Your father arches his back, thrusting his chest forward, and falls, he’s been shot in the chest and drifts downstream with others. Bullets will cause many to fall into the water. You look down, bodies are floating with the current.
40 Yahi are massacred, and the river runs red with their blood.
33 Yahi survived the massacre at Mill Creek in California.
You move around until you start a camp with the 32 others remaining, hunters are around. You have to keep moving.
16 more of your friends and relatives are killed by farmers.
11 of your friends are killed.
There are 5 Yahi left.
Your mother, your sister, two others, and you — now a man.
You build a shelter with your mom and your sister and the two others who were people killed at the river.
Build more shelters with the other survivors, and now there is a small village built from things you could find in the area. Four shelters in all.
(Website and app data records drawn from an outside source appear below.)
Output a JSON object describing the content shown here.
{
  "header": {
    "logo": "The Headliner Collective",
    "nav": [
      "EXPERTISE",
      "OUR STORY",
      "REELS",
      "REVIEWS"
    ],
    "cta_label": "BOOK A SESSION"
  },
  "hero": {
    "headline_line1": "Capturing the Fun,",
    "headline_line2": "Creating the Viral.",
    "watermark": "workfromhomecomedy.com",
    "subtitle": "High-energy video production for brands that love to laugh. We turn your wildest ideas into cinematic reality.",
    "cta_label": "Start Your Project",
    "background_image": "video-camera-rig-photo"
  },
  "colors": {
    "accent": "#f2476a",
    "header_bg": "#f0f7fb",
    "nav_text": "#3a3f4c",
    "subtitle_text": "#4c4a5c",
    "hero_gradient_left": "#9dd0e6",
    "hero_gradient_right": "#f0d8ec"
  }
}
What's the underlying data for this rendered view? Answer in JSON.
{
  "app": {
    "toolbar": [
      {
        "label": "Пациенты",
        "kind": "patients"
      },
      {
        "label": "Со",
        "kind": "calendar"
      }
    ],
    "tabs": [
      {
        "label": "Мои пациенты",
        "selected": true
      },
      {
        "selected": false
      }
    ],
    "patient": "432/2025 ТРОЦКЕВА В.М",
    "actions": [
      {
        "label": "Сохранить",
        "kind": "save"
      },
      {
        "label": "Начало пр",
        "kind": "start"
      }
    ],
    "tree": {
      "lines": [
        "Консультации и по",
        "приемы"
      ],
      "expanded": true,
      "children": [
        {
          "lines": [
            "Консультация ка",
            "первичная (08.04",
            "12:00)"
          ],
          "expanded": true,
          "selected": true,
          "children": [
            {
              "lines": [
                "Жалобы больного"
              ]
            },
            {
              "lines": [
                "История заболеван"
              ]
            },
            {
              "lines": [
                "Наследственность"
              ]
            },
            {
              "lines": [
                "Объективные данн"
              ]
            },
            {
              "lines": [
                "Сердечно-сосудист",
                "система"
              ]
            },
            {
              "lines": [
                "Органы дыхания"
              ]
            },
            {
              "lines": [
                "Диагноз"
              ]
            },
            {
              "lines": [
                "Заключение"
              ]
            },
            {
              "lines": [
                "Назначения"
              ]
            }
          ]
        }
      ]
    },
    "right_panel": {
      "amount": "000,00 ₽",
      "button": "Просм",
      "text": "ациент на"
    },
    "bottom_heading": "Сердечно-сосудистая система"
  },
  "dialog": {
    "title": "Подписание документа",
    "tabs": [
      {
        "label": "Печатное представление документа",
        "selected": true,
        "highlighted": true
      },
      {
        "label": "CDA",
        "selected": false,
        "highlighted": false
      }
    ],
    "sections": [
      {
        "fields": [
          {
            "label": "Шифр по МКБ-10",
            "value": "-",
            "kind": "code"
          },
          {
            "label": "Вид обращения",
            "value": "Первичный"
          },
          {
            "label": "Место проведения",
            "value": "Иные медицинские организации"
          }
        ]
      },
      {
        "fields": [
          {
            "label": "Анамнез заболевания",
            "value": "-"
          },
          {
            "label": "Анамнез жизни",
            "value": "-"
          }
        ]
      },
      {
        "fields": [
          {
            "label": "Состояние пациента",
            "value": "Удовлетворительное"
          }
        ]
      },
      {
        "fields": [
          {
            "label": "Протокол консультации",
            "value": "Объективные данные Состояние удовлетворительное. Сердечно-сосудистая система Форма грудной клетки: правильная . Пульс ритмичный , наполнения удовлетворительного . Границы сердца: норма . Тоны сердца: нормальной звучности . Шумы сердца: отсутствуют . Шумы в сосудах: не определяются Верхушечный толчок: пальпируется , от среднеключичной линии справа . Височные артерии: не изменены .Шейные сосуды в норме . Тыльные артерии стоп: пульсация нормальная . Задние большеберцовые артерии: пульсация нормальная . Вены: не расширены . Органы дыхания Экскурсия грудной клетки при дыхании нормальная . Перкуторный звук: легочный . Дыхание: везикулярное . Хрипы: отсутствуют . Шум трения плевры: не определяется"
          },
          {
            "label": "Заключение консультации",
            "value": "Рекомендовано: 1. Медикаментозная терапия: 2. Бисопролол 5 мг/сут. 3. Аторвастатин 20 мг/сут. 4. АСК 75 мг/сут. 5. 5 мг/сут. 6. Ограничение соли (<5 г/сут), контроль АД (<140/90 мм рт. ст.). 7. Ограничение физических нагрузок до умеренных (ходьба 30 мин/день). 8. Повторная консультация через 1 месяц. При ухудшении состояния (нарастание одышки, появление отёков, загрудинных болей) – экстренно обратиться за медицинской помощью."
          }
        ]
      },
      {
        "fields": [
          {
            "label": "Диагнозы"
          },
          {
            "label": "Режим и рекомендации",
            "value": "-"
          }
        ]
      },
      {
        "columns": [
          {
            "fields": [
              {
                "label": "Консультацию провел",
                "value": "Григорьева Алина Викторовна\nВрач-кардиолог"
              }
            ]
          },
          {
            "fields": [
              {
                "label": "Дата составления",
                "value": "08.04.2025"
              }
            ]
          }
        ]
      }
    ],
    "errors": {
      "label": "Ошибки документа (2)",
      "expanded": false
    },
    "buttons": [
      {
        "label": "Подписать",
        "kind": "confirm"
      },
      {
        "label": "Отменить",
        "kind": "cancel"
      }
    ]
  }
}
You all live together. The last of the Yahi people. You and the others who survived the massacre at Three Knolls on Mill Creek.
Some of the white men killed your people for killing their livestock, and some of them killed your people for killing their people. Your people were starving. Your people were pushed from place to place. Looking for food. The murder of three white men meant the murder of fifty Yahi. More and more Yahi are gone. But the white men keep coming.
You and four others live together hunting, occasionally stealing livestock.